Figure 8. EVA and TOR inhibited LDLR and PCSK9 promoter activity

HepG2-B11 cells (A, B) or HepG2-CL26 (C, D) cells were incubated with EVA or TOR at indicated concentrations for 24 h. Luciferase activities were measured to determine LDLR promoter activity in B11 cells and PCSK9 promoter activity in CL26 cells. Cell viability was determined as described in methods. Significant differences between control and treatments were assessed by One-way ANOVA with posttest of Dunnett’s Multiple Comparison Test.

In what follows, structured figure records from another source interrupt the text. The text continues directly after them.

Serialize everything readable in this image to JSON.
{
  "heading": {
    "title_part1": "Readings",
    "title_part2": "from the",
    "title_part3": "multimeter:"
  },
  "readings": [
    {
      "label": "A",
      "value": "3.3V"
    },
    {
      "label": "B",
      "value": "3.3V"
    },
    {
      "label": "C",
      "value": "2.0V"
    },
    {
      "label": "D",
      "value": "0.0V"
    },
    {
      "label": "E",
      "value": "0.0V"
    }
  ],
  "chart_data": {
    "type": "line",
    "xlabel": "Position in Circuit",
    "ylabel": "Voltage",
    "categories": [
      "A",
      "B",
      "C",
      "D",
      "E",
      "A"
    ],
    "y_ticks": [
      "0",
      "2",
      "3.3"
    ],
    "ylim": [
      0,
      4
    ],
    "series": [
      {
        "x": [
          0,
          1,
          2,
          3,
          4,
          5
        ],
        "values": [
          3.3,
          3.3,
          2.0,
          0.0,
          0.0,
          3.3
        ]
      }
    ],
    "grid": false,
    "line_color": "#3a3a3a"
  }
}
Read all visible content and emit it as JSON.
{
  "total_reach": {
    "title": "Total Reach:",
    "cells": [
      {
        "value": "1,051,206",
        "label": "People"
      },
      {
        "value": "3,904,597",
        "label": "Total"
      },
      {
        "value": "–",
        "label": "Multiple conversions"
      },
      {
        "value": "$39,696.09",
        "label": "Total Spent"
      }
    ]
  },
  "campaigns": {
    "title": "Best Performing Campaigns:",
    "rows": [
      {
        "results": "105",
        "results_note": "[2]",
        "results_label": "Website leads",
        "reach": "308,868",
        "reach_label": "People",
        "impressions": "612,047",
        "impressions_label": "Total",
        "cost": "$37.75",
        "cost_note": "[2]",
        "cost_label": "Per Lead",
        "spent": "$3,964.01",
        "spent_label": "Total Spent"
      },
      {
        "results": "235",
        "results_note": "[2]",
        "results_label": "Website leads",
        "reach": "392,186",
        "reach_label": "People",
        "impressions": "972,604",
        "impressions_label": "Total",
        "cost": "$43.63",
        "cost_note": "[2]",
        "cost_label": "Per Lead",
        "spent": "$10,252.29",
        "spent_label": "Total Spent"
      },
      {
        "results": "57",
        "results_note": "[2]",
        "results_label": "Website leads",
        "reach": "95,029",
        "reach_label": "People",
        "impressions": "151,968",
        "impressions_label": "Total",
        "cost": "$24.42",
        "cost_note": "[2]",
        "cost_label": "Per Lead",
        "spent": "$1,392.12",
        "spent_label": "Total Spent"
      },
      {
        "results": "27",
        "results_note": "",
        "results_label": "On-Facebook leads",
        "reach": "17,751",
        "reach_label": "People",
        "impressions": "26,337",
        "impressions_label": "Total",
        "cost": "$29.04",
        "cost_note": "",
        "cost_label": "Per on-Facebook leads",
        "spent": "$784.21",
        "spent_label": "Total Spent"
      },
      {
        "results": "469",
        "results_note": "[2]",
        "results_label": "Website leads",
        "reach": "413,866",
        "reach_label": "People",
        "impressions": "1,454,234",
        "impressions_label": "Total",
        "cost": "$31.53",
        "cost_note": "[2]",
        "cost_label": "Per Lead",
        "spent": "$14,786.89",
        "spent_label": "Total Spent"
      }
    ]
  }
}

Figure 9. Downregulation of SREBP2-M by EVA and TOR reduced LDLR and PCSK9 expression

HepG2 cells were treated with EVA (A) or TOR (B) at indicated concentrations for 24 h. Total cell lysates (30 µg) were analyzed for the protein abundance of LDLR and β-actin. Nuclear and cytoplasmic extracts were isolated from each sample. Nuclear extracts of 30 µg protein per sample were used to detect SREBP2-M. The membrane was reprobed with anti-HDAC1. Cytoplasmic extracts of 30 µg protein per sample were used to detect SREBP2-P. The membrane was reprobed with anti-GAPDH. The amount of secreted PCSK9 in culture medium was determined by a human PCSK9 ELISA kit (C).